When they are finally dropped off for an, let’s say, extended stay on a cruise, they find themselves tied to a pole in the freezer of a ship, used to store fish. It’s -20 °C in the freezer (equivalent to -4 °F). Not good for a man dressed in his bath robe.
Wu Di shivers. Shan Bao notices it and gets up. She runs around the small freezer, jumping, hopping, then bends down to give Sun Wu Di some of the heat she generated in the short exercise routine. Sun Wu Di removes his egomaniac hat for a second to enjoy the warmth of being cared for. Only a second before he recomposes himself and keeps the tears of gratitude at bay.
When you are locked up in a dark, freezing place, drifting in mid ocean, you have very little to do other than counting sheep or you talking to the person next to you. Sun Wu Di decides to tell Shan Bao his first encounter with kidnappers and the consequent barrel drifting experience that mirrors the present situation. When the bedtime story time is up, he asks Shan Bao, “Do you think I can still trust those who are close to me?” It’s meant to be rhetorical, yet Shan Bao thinks otherwise. “So you have no relatives… No wonder you became such a difficult person. But even after what happened to you, you still need a friend.” “I told you,” Wu Di interjects, “I like to be by myself.” “If that’s what you think, then why don’t you live on top of your Tian Xiang Lou for the rest of your life and never come down? Don’t let anyone get a chance to climb up the top.” “That’s precisely what I’m going to do. From now on, I will block every route that leads up to me so no one can ever get close.” (AHH the symbolism!) “Close all the routes? How would you get out? What about when you’re hungry? When you are sick or sad? Lonely and want to talk? What would you do then?” Shan Bao reasons. “As long as no one comes close, I won’t get hurt.” (I feel you, buddy.) “That’s because you can’t even live. If you can’t even live anymore, how can you get hurt? I am afraid of getting hurt too. … But no matter how big the wound, it will eventually heal.” (I feel you too.)
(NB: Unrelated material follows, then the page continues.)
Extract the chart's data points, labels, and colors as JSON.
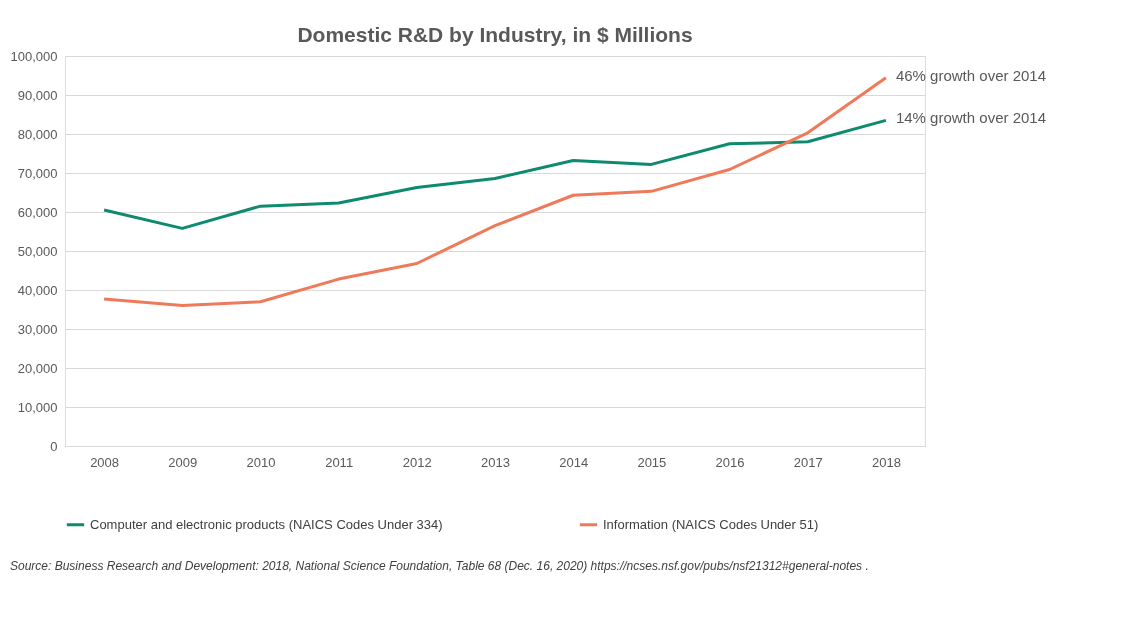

The psych counseling goes on. When Wu Di reveals a corner of his relationship problems to Shan Bao, Shan Bao advises: maybe you should try to place a little more trust in your relationship for it to blossom. (I took the liberty to beautify her advice a little here.) Wu Di thinks on Zu An’s last words and agrees that trust is important, yet his trust issue is bigger than he thinks.
The thread of the conversation turns back to the video. Wu Di chuckles and promises that he has no intention of showing Shan Bao’s little embarrassing moment on TV. (He doesn’t plan to air it doesn’t mean his assistant, who is responsible of editing the film won’t broadcast it.) Assured, Hu Shan Bao is envigorated. She gets up and bumps against the locked door, breaking it and probably bursts a blood vessel in the process. Wu Di watches in awe, then after the initial shock and a long winded “wow”, he exclaims, “Who said it’s bad for a girl to be strong? A normal girl wouldn’t be able to break the door.” (And a normal guy would.)
Meanwhile, Shan Bao’s Guang Ji family are busy cutting TV wires to prevent neighbors from watching the show.
I love the review at the beginning. It’s interesting. Once you hear Sun Wu Di’s theme song enough times, it gets stuck in your head and the next thing you know, you are humming it. *blushes*
Oh and, come on, let the courship begin already!